My goal is basically to have a ready payload before scraping as you will see at the top of the code. Those should be always declared before scraping. What i'm trying to do basically is to try to scrape those different data. If we don't find the data, then it should skip or set the value to [], None or False (Depending on what we are trying to do). I have read abit regarding getattr and isinstance functions but im not sure if there might be a better way than using lots of Try except as a cover if it doesn't find the element on the webpage.

import requests
from bs4 import BeautifulSoup

payload = {
    "name": "Untitled",
    "view": None,
    "image": None,
    "hyperlinks": []
}

site_url = "https://stackoverflow.com/questions/743806/how-to-split-a-string-into-a-list"

response = requests.get(site_url)

bs4 = BeautifulSoup(response.text, "html.parser")

try:
    payload['name'] = "{} {}".format(
        bs4.find('meta', {'property': 'og:site_name'})["content"],
        bs4.find('meta', {'name': 'twitter:domain'})["content"]
    )
except Exception:  # noqa
    pass

try:
    payload['view'] = "{} in total".format(
        bs4.find('div', {'class': 'grid--cell ws-nowrap mb8'}).text.strip().replace("\r\n", "").replace(" ", ""))
except Exception:
    pass

try:
    payload['image'] = bs4.find('meta', {'itemprop': 'image primaryImageOfPage'})["content"]
except Exception:
    pass

try:
    payload['hyperlinks'] = [hyperlinks['href'] for hyperlinks in bs4.find_all('a', {'class': 'question-hyperlink'})]

except Exception:  # noqa
    pass

print(payload)

EDIT:

Example to get incorrect value is to set any find bs4 elements to something else etc:

site_url = "https://stackoverflow.com/questions/743806/how-to-split-a-string-into-a-list"

response = requests.get(site_url)

bs4 = BeautifulSoup(response.text, "html.parser")

print(bs4.find('meta', {'property': 'og:site_name'})["content"]) # Should be found
print(bs4.find('meta', {'property': 'og:site_name_TEST'})["content"]) # Should give us an error due to not found
PythonNewbie
  • 1,031
  • 1
  • 15
  • 33
  • I did get a downvote without any comment. I would be appreciated if I knew what was the reason for it as I can learn from it :) – PythonNewbie Feb 21 '21 at 18:17

1 Answers1

1

From the documentation, find returns None when it doesn't find anything while find_all returns an empty list []. You can check that the results are not None before trying to index.

import requests
from bs4 import BeautifulSoup

payload = {
    "name": "Untitled",
    "view": None,
    "image": None,
    "hyperlinks": []
}

site_url = "https://stackoverflow.com/questions/743806/how-to-split-a-string-into-a-list"

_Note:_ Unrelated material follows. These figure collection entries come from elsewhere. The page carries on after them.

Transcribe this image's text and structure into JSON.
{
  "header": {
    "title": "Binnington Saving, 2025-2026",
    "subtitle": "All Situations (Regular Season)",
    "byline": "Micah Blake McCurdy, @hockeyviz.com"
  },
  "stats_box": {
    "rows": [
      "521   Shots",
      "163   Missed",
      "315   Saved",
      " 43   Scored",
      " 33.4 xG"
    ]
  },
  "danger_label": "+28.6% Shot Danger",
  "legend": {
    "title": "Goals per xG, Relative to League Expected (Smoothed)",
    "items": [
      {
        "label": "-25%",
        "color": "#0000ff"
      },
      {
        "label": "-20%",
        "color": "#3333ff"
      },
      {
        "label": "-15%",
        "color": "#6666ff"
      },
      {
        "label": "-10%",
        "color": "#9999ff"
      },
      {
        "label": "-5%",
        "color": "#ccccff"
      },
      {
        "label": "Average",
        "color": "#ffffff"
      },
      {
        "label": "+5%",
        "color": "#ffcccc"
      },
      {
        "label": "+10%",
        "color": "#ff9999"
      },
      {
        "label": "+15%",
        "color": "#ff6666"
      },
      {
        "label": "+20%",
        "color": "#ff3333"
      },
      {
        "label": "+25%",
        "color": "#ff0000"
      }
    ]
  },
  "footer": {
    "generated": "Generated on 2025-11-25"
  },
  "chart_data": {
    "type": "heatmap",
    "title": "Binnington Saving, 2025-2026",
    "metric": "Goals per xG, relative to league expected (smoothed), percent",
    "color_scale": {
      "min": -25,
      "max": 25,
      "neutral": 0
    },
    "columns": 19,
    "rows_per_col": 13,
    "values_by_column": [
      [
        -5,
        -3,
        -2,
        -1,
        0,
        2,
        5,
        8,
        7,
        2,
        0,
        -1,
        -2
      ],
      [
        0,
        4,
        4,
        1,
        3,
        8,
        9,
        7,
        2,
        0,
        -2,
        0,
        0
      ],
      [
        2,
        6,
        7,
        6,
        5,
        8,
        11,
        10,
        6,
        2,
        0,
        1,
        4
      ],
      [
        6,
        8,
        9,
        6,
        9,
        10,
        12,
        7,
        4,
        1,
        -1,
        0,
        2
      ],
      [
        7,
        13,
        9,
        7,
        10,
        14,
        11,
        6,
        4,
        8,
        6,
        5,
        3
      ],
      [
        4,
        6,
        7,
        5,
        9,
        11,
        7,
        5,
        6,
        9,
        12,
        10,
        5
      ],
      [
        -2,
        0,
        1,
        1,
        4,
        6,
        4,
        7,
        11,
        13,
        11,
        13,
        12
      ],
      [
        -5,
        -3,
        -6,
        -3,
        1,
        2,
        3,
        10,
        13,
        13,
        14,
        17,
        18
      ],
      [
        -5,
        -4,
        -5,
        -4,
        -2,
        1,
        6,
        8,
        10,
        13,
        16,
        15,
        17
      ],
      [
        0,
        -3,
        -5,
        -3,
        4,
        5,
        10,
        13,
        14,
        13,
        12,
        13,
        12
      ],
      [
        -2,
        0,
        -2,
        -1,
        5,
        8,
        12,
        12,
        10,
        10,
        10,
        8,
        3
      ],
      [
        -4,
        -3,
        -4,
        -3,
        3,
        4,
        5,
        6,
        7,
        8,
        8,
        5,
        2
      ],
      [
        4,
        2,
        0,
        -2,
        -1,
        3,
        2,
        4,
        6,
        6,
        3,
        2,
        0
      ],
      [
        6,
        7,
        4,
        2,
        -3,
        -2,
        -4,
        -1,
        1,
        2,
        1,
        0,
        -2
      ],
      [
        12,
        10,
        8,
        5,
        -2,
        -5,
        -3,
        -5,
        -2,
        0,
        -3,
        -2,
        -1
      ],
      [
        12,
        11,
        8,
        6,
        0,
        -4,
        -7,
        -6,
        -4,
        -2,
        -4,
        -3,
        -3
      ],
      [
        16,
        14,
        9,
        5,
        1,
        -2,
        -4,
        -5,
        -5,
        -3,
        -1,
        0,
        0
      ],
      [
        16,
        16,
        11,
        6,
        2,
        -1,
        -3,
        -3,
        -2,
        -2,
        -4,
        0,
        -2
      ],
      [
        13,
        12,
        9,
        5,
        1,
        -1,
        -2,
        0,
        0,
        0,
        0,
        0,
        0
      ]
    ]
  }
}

response = requests.get(site_url)

bs4 = BeautifulSoup(response.text, "html.parser")

try:
    prop = bs4.find('meta', {'property': 'og:site_name'})
    name = bs4.find('meta', {'name': 'twitter:domain'})
    if prop is not None and name is not None:
        payload['name'] = "{} {}".format(prop["content"], name["content"])

    div = bs4.find('div', {'class': 'grid--cell ws-nowrap mb8'})
    if div is not None:
        payload['view'] = "{} in total".format(div.text.strip().replace("\r\n", "").replace(" ", ""))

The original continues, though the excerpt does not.